In the U.S., emergency medical response means taking care of someone until the EMT crew arrives. This isn’t the case everywhere in the world. Many developing countries, says McGladrey, don’t even have an ambulance system. And once patients do arrive at the hospital, things are different there, too. Food isn’t provided at most hospitals in the Dominican Republic, and patients also have to buy their own medical supplies, including sutures, antibiotics and lab work. The reality, says the nurse, is often that if you can’t afford these services, you can’t have medicine. “We saw fungal infections, lice, tooth abscesses,” she says. “If you get a tumor and can’t afford to have it out, you just leave it.”

McGladrey, 30, has been an instructor for WMI since 1999 and has combined her nursing practice with teaching wilderness medicine abroad. She has taught for WMI in Patagonia, training local guides and outfitters, and also organized a Wilderness First Aid course in Spanish for Dominican guides. This training, she says, isn’t just for the mountains. In Patagonia, the army often performs rescues, but they’re not trained in medicine. The challenge isn’t just getting patients out of the wilderness, but getting them all the way to the hospital.

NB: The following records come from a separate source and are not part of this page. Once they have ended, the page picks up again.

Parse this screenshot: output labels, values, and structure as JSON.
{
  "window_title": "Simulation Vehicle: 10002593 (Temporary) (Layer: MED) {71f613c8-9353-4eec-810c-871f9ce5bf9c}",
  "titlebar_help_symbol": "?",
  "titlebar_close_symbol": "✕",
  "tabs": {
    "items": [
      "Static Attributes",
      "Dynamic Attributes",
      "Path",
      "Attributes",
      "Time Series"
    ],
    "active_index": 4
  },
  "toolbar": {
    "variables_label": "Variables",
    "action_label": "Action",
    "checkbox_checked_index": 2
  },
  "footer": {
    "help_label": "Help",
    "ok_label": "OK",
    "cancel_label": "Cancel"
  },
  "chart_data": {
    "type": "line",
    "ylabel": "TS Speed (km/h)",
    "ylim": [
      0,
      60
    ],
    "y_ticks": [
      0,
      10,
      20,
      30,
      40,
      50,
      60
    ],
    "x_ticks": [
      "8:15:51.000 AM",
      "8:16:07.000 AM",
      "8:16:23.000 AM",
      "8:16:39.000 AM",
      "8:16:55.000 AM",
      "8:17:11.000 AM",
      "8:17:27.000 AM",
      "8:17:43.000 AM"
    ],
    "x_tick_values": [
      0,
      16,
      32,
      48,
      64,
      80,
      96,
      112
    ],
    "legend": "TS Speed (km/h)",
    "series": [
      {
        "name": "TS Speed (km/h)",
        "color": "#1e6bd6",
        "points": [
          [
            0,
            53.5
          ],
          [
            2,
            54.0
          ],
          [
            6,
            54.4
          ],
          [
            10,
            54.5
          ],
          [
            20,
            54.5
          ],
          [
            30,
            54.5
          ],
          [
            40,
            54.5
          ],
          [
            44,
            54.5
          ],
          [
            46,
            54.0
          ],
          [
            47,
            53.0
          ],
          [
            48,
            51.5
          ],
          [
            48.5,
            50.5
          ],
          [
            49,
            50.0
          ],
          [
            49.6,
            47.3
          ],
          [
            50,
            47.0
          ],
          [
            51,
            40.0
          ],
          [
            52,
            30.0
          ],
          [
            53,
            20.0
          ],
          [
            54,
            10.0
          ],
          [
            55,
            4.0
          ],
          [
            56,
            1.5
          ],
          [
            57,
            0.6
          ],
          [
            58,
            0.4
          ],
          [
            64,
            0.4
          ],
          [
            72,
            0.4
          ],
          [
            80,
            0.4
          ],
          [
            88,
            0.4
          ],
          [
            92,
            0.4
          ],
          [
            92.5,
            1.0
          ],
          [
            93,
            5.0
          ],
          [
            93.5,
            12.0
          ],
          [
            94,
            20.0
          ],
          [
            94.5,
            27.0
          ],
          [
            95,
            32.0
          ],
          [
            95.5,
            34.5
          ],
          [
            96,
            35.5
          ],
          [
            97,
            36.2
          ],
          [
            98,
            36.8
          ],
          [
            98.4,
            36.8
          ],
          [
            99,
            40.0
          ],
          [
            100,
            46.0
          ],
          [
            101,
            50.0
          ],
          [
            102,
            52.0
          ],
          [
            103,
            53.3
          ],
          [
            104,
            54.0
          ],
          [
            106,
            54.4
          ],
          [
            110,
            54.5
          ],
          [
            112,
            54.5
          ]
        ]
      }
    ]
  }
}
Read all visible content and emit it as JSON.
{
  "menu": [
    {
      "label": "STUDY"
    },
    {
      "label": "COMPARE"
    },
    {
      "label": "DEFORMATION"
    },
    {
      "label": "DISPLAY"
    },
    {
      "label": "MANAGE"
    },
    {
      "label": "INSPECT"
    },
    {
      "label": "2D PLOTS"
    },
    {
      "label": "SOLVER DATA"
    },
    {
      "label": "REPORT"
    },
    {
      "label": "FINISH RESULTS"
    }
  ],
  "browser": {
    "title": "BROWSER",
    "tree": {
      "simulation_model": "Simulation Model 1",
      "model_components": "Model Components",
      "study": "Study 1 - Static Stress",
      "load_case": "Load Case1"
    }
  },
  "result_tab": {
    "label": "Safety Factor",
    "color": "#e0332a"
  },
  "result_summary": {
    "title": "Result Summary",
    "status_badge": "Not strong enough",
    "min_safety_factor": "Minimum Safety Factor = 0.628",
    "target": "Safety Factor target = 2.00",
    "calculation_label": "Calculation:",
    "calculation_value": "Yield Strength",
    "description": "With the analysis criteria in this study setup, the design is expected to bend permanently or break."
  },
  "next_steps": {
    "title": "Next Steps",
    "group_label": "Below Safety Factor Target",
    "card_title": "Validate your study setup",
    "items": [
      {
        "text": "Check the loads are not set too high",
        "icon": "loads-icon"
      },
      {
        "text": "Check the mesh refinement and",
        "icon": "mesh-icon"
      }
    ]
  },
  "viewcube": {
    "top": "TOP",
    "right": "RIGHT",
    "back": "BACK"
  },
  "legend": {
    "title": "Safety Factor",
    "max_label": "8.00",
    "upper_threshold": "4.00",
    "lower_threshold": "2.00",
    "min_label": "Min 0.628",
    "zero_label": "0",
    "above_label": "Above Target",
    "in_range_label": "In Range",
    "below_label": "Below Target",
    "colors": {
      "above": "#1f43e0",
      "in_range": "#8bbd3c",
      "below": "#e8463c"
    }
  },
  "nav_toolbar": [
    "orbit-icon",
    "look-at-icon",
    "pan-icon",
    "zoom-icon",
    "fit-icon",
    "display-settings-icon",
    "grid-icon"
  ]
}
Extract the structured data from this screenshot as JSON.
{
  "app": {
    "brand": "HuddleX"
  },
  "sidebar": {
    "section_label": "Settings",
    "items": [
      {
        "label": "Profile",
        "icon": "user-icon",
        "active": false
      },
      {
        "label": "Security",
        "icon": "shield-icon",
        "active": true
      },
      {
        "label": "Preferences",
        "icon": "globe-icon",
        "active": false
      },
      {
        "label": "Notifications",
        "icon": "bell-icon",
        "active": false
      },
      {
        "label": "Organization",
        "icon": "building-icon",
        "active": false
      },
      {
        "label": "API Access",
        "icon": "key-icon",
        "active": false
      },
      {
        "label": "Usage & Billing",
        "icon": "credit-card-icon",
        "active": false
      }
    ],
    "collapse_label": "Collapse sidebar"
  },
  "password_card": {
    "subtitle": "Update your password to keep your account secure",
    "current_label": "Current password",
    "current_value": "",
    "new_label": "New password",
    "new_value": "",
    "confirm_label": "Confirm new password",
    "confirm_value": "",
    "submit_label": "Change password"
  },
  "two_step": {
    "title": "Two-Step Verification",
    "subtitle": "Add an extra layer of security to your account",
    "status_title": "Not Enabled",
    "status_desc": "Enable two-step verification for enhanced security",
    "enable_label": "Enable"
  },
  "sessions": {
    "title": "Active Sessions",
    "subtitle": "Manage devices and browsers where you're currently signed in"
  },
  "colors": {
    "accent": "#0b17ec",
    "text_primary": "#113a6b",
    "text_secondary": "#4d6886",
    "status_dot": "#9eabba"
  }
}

The nurse believes these training programs are making a difference. “The guides in Chile are becoming the people in that community who know about health care. They become the specialists.” Meanwhile, in the Dominican Republic, the nurse says the guides she helped train are now the most concentrated group of medical professionals in their town.

McGladrey, whose mother is a nurse, says she grew up “pushing wheelchairs.” But she hesitates to tout the difference she’s made for patients, even though she no doubt has made an impact in her years in the medical profession. McGladrey, however, will admit to teaching other people how to save lives. “I think we WMI instructors don’t always get to be out saving lives, but when I look back at students I’ve trained and hear their stories, I have a sense that there’s this whole army of people who are out saving lives.”

In her medical work, the international traveler has to reconcile with the emotional aspects of remote medicine. “I really came to appreciate that there was more [to my work] than people hurting,” she says. “I struggled to think that when I left, I don’t know who’s manning the clinic — there’s still people sick, there’s still people dying. But in the midst of meeting people, you’re in relationships with people and loving them.”

McGladrey has memorized a quote from Helen Keller that keeps her going through the tough times: “I’m only one, but I am one, and just because I can’t do everything doesn’t mean I won’t do the little part that I can do.”